A Differdange, le projet de dépoussiérage entre dans sa seconde étape

Après une première phase menée avec succès, les équipes en charge du projet de dépoussiérage abordent avec confiance la deuxième étape, se rapprochant ainsi de leur objectif ambitieux de réduire de 80 % les émissions diffuses d’ici 2026.

Une phase 1 exemplaire

Lancée en décembre 2023 par le démontage de l’unité de dépoussiérage d’Hayange, cette première phase s’est concentrée sur plusieurs volets techniques : le démontage et le transport des équipements, les travaux de génie civil, le remontage de l’installation et l’intégration des éléments électriques.

Leur principal défi : démonter, transporter et réinstaller une machine qui n’avait pas été conçue pour être déplacée ni upcyclée.
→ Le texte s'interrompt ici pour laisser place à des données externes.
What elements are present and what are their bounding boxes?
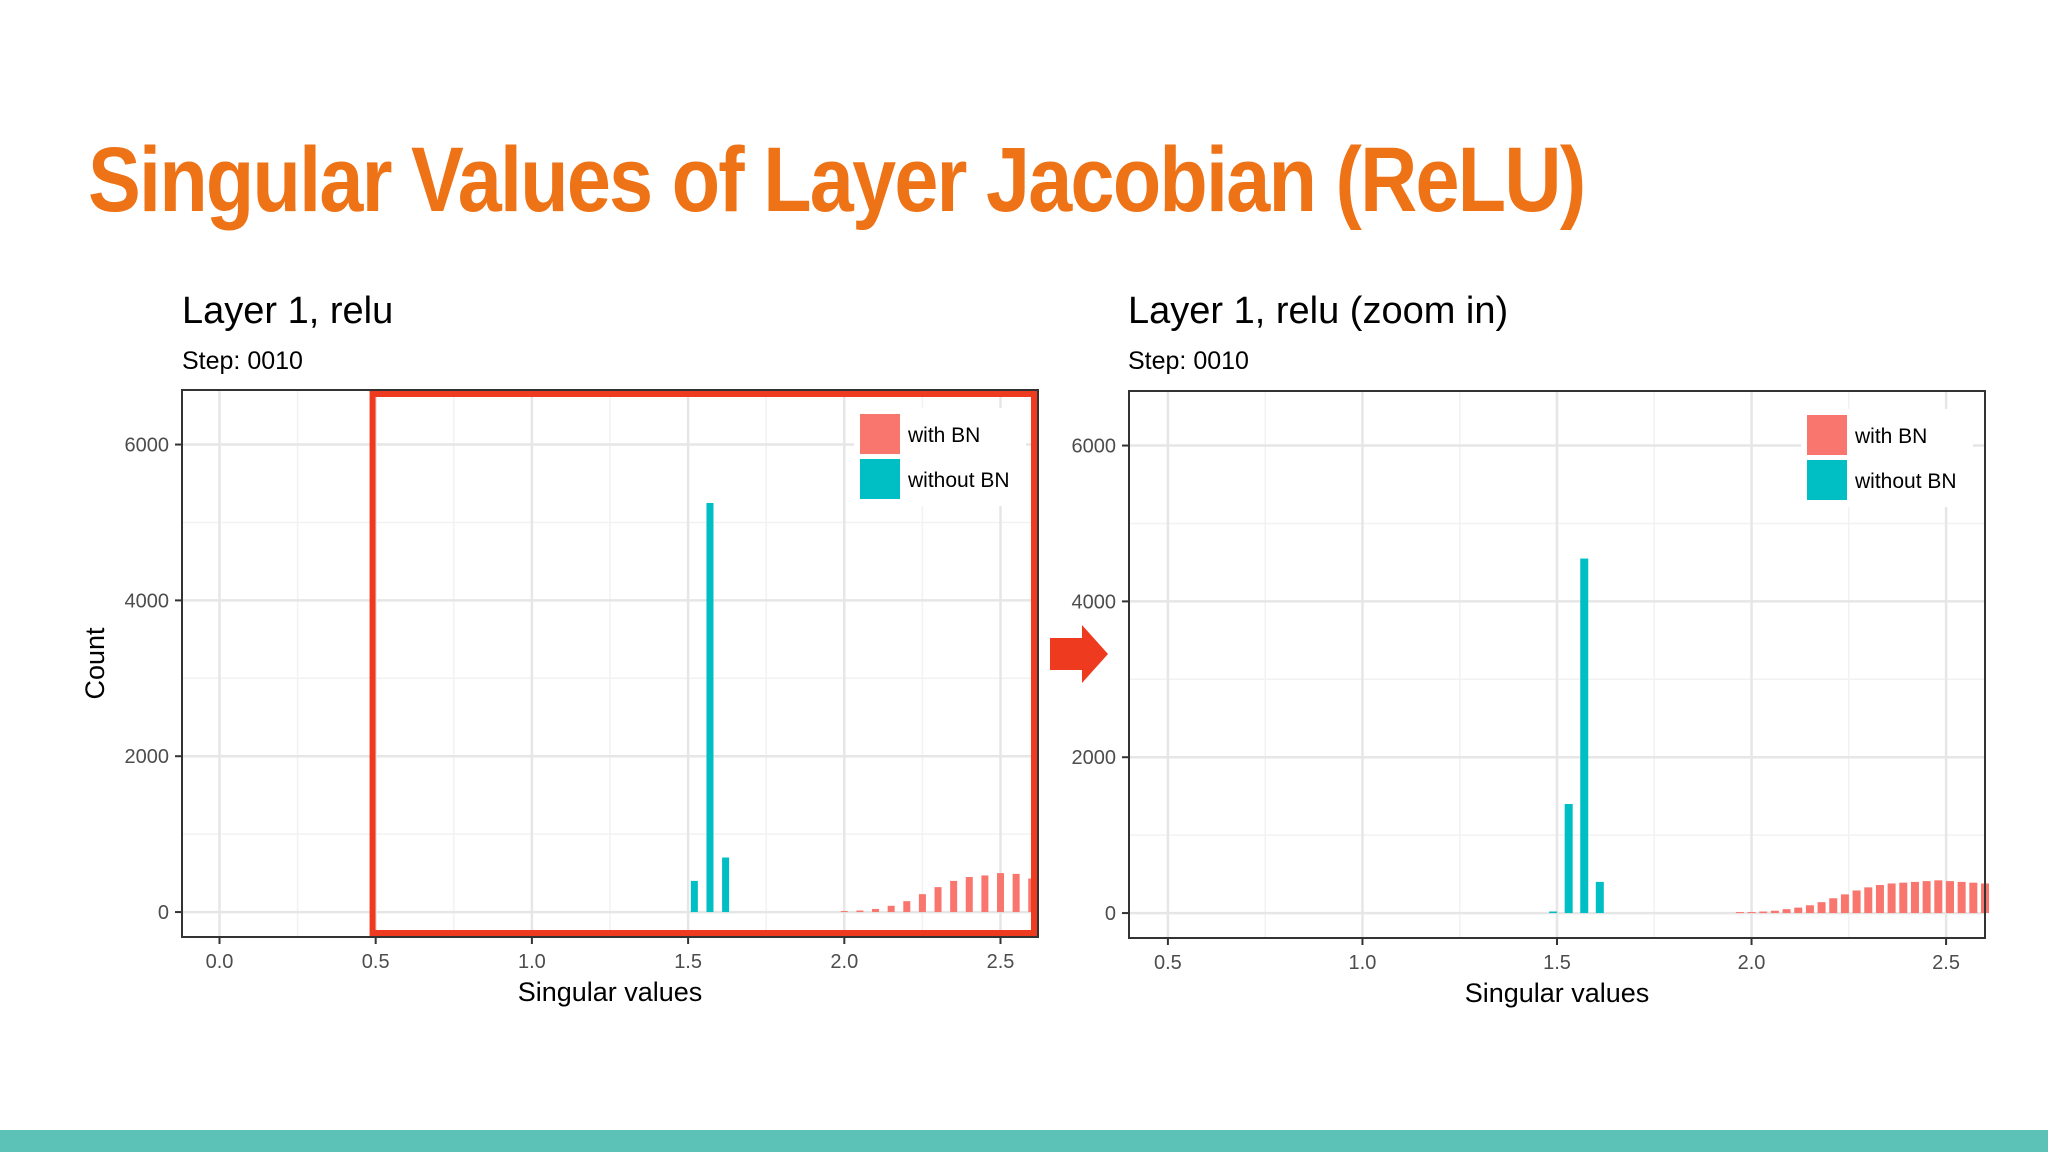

Un défi relevé avec brio, dans le respect absolu des règles de sécurité, du planning et du budget alloué.
À l’été 2025, la machine est désormais installée à Differdange et déjà en état de fonctionnement.

Phase 2 : une connexion au plus près des sources d’émissions

Avec une centrale d’aspiration pleinement opérationnelle, l’équipe concentre désormais ses efforts sur le raccordement aux principales sources d’émissions identifiées : la nouvelle halle à scories noires, le four poche et le culbuteur poche dont la connexion sera effectuée avant fin 2025.
Les hottes et les conduits XXL sur mesure sont arrivés sur site en juillet et sont en cours d’installation.
Une fois ces connexions finalisées, l’ensemble du dispositif sera soumis à une phase de tests et de calibrage avant d’être officiellement mis en service. Ce projet offrant une amélioration significative de la qualité de l’air à Differdange, pour le bien-être de nos collaborateurs, de nos riverains et de l’ensemble de nos parties prenantes.

« Ce projet s’inscrit pleinement dans une démarche responsable, depuis sa conception, de par le réemploi d’une installation désaffectée située à 30 km du site, jusqu’à son exploitation, permettant une réduction de 80 % des émissions diffuses. Il incarne également une gestion rigoureuse du projet qui s’avère bien plus complexe qu’installer un nouveau dépoussiérage en veillant constamment à intégrer les retours de nos collaborateurs et parties prenantes. » Cleison Webber, chef de projet.